U.S. authorities are investigating whether cryptocurrency platforms have been used by Iranian officials and state-linked groups to circumvent economic sanctions, according to a blockchain researcher with direct knowledge of the Treasury’s concerns.
Crypto activity in Iran surged to an estimated $8–10 billion last year, fueled by both retail investors and entities linked to the state, according to TRM Labs and Chainalysis. Researchers note that cryptocurrencies are increasingly used as a hedge against the rapid depreciation of the rial and to move money internationally outside traditional banking channels.

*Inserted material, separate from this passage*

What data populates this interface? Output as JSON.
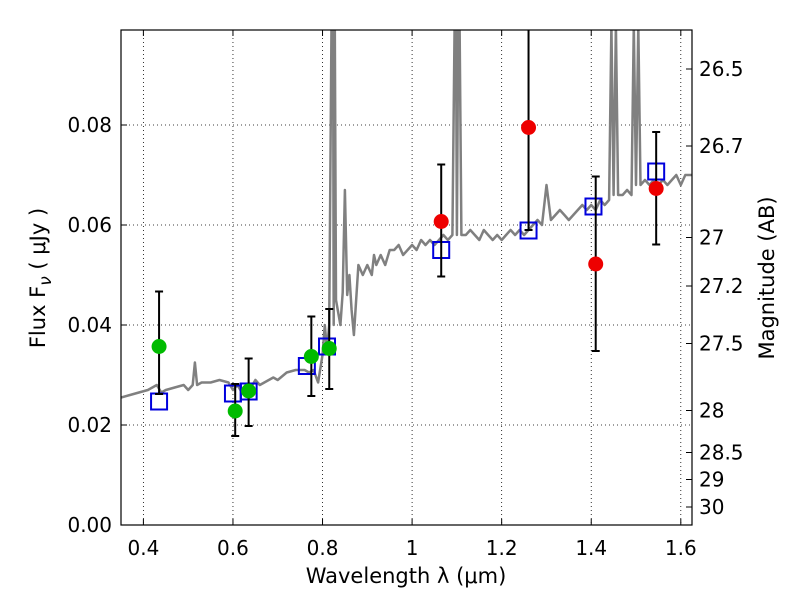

The U.S. Treasury is focusing on whether digital platforms have enabled Iran’s state-affiliated actors to access hard currency, procure goods, or transfer funds abroad. A Treasury spokesperson referred Reuters to prior measures announced in September targeting “shadow banking” networks supporting Iran, including those using crypto. No specific platforms or jurisdictions under investigation were identified.
Estimates on the split between retail and state-linked crypto activity vary. Chainalysis calculates that roughly 50% of 2025 volumes involved the Islamic Revolutionary Guard Corps (IRGC), while TRM Labs estimates 95% came from retail investors, though it has tracked over 5,000 IRGC-linked wallet addresses moving about $3 billion in crypto since 2023. British blockchain firm Elliptic reported that the Central Bank of Iran acquired at least $507 million in USDT stablecoins in 2025 to bypass conventional financial restrictions.
Experts say cryptocurrencies remain a small part of the global financial system, but their use is rising in emerging markets with unstable currencies. Iran, effectively isolated from the dollar system, relies on oil revenues — $53 billion in 2023 — as its primary source of foreign currency. Geopolitical instability, including a 12-day conflict with Israel, U.S. strikes on nuclear sites, and domestic protests, has further driven crypto adoption.
Nobitex, Iran’s largest exchange, estimates that around 15 million Iranians engage with digital assets, including 11 million registered users. Analysts indicate that many Iranians use crypto primarily as a store of value against the rial’s ongoing devaluation. Funds are frequently transferred from local exchanges to self-custodied wallets or international platforms to mitigate domestic risks, including a June 2025 hack at Nobitex.
The pseudonymous nature of crypto transactions, combined with the ability to quickly create new wallet addresses, makes enforcement and tracing difficult for U.S. authorities. Tom Keatinge of the Royal United Services Institute described it as a “high-speed whack-a-mole” challenge for regulators seeking to enforce sanctions.
Researchers say Iranian crypto flows to international platforms suggest the market has acted as a slow structural exit for funds throughout 2025, providing a parallel financial channel amid sanctions and economic pressures.
Tether, which issues the USDT stablecoin, reiterated its “zero-tolerance policy” toward illicit use and said it collaborates with law enforcement to freeze assets linked to illegal activity. The Iranian government has not responded to requests for comment on allegations regarding state-linked crypto use.